Ces recettes garantissent à certains vols au coefficient de remplissage très faible d’être à minima à l’équilibre. Ont été constatés, un léger rebond sur décembre lors de l’assouplissement des restrictions (pour Transavia notamment, et le réseau CC et COI) ainsi qu’une meilleure performance des réseaux AFR et COI.
CONCERNANT LES RÉSULTATS 2020 DU GROUPE AF (AF – HOP – TO)
En 2020, la dette s’élève à 7,3 mds d’euros, près de 400 millions de cash sont consommés chaque mois.
- Une OFFRE de – 60% par rapport à 2019,
- Un CA 2020 (6,4 mds€) en baisse de 61%.
- Pertes par trimestre T1 500 millions, T2 : 1,1md€, T3 : 1,8 md€, T4 : 1 md€.

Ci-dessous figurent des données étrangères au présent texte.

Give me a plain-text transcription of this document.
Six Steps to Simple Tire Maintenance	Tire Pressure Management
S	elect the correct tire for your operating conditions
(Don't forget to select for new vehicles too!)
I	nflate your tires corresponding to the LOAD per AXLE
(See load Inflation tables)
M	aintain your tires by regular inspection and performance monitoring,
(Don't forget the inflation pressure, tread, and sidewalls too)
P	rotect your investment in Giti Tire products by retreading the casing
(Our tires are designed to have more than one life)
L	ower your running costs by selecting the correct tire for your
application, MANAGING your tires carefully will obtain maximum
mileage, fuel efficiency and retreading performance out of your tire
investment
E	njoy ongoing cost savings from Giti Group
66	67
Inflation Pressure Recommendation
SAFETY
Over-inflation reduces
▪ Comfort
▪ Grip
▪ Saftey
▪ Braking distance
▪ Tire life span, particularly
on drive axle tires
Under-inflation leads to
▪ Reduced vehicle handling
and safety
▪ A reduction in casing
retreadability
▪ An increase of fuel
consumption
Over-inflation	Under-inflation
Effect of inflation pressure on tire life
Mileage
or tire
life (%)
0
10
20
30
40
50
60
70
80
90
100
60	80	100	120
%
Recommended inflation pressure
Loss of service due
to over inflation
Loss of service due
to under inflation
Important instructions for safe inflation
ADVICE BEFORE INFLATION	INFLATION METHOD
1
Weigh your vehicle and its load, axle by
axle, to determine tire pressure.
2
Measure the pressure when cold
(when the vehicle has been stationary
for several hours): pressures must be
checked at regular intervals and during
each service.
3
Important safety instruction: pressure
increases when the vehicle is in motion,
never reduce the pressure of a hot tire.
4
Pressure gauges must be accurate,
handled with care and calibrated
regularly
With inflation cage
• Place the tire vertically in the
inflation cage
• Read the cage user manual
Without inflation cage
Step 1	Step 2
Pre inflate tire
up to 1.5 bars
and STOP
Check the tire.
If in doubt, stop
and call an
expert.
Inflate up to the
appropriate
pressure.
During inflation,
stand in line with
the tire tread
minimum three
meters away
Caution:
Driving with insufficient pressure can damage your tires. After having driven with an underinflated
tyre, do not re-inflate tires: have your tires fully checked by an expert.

Les coûts opérationnels sont mieux maîtrisés au fil des trimestres. La crise aura pu accélérer la réactivité du groupe dans la gestion des coûts variables. Les coûts de personnel ont baissé de 31% pour AF (impact activité partielle) et -36% sur le dernier trimestre 2020.
Pour info, cette baisse est quasiment deux fois supérieure pour KLM car les dispositifs d’aide de l’État néerlandais sont extrêmement avantageux.
Cet écart explique en grande partie la différence des résultats entre AF et KLM.
Côté effectif AF, on note une baisse d’environ 7% (- 3600 emplois équivalents temps pleins) avec 5400 départs supplémentaires attendus pour 2021.
LE RÉSULTAT D’EXPLOITATION (REX)
C’est la différence entre nos recettes et nos dépenses, augmentées des amortissements. Il représente la création de valeur (ou perte comme pour 2020…) générée par les opérations.
Le REX est à -3,4 mds€ (il était de + 280 millions pour 2019) avec une baisse du CA de -61% (et -1,1mds€ pour KLM, qui bénéficie d’une meilleure prise en charge des coûts salariaux).
LA SITUATION FINANCIÈRE
Compte tenu des prêts de 7 mds€ (4 mds€ PGE + 3mds€ prêts directs), la trésorerie était d’environ 4,5 milliards au 31/12/2020 (1,9 mds€ fin 2019).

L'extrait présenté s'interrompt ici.